WTF? I know you're a strong conservative, but this has nothing to do with inflating a "housing bubble." This is not like issuing subprime loans to people with stated income and crap credit. This is an incentive for qualified buyers to spend a little money on an aging home instead of fleeing to a brand-new place (with no fixup costs) in the 'burbs. Given your strong advocacy for rebuilding our inner-city, I'm surprised you're opposed to this.
This is a sensible program.
I may have misstated. I doubt we really disagree on this topic, and I don't want to go off subject, but here's what I meant to say: the inflation of home values was caused in part by the abundance of new mortgage products (offered to people who wouldn't otherwise qualify), and the reselling of these mortgages as investment-grade instruments, further inflating their values. You know far more about this than me living in California, and I didn't mean to say you were wrong. The obvious outcome was a plunge in home values from their artificially inflated values, and on that, we agree. Sorry I wasn't more clear.
For what its worth, from the article:
Read more: http://newsok.com/oklahoma-city-down...#ixzz1sKbMXlSYThose with incomes near or less than the area's median income are eligible.
I don't have any real opinion on the program but to say if you can't afford a down payment then you can't afford a home is just plain wrong. A year or two out of college I wasn't poor but I didn't have $5,000 or $10,000 saved up for a down payment. Someone loaned me the down payment money and I've got no problem owning a home and have made a ton of improvements on it. This is something I would have looked into a couple years back if it was available.
DPA programs being used as a tool for neighborhood revitalization are nothing new. OKC, Norman, Edmond, and others have offered them for 8+ years using HUD funds. Thousands of qualified buyers with good credit in Oklahoma have used them and all had to qualify for a mortgage, put at least 1% to 3% down AND attend a minimum 6-hour first-time buyer education class. They are highly successful with very few foreclosures.

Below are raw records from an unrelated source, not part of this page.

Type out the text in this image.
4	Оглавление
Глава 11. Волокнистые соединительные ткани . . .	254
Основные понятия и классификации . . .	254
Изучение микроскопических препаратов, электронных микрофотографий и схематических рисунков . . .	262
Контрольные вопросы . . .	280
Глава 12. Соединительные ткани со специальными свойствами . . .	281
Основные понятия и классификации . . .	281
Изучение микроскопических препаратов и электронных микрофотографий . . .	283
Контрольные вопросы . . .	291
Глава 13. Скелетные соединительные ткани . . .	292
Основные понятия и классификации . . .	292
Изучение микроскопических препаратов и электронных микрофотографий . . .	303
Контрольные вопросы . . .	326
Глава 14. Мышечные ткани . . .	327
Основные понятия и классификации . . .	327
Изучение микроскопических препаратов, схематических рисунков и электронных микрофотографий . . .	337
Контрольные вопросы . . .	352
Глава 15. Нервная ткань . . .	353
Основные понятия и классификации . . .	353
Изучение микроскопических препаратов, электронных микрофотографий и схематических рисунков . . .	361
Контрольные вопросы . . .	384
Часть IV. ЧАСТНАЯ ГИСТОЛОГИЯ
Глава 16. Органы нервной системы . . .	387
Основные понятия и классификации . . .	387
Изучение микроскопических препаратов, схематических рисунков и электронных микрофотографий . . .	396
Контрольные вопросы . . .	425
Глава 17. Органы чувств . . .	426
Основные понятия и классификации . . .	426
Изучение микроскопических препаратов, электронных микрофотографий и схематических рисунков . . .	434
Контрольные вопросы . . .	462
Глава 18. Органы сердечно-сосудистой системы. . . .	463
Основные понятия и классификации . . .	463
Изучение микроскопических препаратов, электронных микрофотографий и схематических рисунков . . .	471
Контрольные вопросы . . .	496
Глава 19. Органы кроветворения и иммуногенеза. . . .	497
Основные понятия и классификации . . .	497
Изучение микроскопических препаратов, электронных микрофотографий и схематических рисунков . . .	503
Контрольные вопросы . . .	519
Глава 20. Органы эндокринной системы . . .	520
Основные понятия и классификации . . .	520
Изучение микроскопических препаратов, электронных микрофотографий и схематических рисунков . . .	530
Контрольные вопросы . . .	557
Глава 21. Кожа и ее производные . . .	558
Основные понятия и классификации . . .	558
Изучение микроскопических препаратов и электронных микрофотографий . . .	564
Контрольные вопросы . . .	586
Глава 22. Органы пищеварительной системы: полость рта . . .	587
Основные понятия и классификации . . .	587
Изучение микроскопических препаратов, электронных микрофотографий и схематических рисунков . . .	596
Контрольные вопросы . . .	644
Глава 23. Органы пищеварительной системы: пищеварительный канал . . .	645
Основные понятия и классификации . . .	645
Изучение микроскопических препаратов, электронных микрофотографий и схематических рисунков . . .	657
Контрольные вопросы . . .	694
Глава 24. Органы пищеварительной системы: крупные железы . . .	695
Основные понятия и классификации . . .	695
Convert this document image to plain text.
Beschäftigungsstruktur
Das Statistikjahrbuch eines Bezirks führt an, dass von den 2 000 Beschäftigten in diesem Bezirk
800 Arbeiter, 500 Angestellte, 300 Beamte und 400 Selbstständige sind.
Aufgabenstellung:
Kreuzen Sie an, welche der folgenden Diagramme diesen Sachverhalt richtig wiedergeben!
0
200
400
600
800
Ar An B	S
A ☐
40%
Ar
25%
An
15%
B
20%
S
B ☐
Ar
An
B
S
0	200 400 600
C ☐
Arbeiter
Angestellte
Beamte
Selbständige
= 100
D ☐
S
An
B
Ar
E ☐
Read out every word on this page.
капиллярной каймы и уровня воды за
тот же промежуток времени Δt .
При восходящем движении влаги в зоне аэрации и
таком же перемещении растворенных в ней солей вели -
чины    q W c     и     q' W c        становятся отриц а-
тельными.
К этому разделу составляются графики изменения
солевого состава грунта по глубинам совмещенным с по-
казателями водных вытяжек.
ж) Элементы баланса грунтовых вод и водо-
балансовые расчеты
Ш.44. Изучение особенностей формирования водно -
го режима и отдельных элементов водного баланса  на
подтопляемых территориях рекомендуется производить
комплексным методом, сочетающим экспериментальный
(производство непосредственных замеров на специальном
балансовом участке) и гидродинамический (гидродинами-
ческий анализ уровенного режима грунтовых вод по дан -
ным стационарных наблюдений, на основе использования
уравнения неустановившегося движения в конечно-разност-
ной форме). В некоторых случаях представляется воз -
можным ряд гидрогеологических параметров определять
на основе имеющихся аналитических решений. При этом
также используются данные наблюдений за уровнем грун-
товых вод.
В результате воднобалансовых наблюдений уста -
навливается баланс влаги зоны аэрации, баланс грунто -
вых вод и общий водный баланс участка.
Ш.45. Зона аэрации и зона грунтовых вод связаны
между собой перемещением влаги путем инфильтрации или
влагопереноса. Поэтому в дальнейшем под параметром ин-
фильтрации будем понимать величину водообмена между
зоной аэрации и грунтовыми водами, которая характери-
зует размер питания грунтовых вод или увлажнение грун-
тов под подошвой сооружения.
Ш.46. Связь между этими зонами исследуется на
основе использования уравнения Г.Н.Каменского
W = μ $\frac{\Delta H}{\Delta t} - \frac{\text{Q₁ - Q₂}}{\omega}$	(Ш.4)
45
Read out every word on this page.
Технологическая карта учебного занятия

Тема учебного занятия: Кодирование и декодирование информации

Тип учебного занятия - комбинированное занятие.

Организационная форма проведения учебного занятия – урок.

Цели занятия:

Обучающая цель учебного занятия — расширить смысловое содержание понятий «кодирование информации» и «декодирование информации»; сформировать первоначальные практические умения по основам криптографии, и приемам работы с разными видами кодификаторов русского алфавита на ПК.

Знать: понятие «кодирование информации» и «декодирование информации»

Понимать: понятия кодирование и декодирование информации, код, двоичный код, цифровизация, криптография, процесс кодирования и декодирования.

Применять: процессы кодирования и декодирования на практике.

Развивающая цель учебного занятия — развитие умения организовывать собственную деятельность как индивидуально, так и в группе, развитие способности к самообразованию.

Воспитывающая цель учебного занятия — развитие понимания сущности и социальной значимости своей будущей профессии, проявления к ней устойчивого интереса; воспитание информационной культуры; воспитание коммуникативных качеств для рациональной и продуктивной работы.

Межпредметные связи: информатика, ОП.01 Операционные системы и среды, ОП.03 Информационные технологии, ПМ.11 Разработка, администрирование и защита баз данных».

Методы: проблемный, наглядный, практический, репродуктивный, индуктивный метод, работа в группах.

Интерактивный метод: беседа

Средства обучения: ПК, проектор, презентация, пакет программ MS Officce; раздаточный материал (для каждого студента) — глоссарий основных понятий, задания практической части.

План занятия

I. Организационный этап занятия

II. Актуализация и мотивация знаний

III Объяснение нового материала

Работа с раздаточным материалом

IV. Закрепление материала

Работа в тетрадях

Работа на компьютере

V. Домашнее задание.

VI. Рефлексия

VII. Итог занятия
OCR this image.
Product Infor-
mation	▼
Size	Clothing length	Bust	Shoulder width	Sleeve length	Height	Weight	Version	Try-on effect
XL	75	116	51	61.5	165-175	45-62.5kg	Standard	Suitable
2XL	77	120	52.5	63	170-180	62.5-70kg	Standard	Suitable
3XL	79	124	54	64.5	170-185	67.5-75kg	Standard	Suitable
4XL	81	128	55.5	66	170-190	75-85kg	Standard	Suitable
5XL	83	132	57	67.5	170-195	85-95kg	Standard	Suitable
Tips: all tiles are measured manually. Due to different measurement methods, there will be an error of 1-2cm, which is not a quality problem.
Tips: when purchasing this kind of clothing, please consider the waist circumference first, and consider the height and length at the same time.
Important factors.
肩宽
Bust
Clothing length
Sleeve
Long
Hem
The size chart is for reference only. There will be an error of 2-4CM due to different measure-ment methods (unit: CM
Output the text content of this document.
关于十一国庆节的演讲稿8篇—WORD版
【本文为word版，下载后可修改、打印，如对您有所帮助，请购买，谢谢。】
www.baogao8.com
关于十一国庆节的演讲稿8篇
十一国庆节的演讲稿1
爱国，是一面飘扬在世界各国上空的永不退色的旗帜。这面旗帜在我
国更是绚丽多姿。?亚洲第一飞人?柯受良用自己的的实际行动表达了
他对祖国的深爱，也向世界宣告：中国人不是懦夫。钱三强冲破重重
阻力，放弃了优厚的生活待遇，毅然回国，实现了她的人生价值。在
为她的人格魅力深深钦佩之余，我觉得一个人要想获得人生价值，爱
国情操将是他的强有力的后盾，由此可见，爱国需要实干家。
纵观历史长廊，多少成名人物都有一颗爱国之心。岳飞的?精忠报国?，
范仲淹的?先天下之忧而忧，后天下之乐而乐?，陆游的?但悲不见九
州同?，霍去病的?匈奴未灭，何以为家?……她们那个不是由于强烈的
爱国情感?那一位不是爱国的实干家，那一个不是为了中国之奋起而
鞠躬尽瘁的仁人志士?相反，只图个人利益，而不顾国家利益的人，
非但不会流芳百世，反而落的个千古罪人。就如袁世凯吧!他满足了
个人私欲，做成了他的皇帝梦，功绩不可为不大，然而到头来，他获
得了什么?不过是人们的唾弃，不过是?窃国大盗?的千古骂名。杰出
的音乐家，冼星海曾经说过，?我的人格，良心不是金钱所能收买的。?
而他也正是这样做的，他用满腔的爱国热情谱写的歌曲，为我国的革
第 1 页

With all the cuts to HUD, I'm surprised some cities can still afford to run the programs, as they are paperwork and staff intensive. Lack of mortgage regulations hurt all of us, especially first-timers, and some cities stopped offering DPA because dealing with shady lenders was beyond thier pay grade. The good news is most shady lenders are gone.
I think our older neighborhoods, and especially you and I, have benefited greatly by HUD's DPA programs. Community and economic development begin with building personal wealth and homeownership is recognized as a tool for this. Personal wealth leads to paying bills on time, better access to credit, more expendable income to buy home improvement and house paint supplies, which make neighborhoods nicer, increases property values, supports businesses, it adds to sales tax, which pays for city services and so on.
Just a quick glance through HUD's website, hug.gov, its obvious the changing demographics, economics, environmental degredation and health, have led to more focus and funding for housing options, including renting, and sustainable planning and access to good transit, healthcare and healthy foods. I, for one, love this direction. It seems like the secretaries of HUD and Transportation are top notch and really see the big picture.
I think I prefer the way Philly grew their center city population. Back in the late 90's they offered 10 years worth of property tax credits to anyone who moved to their downtown area regardless of income. The people I worked with there credit it for helping to sell thousands of existing units and even more new units being built.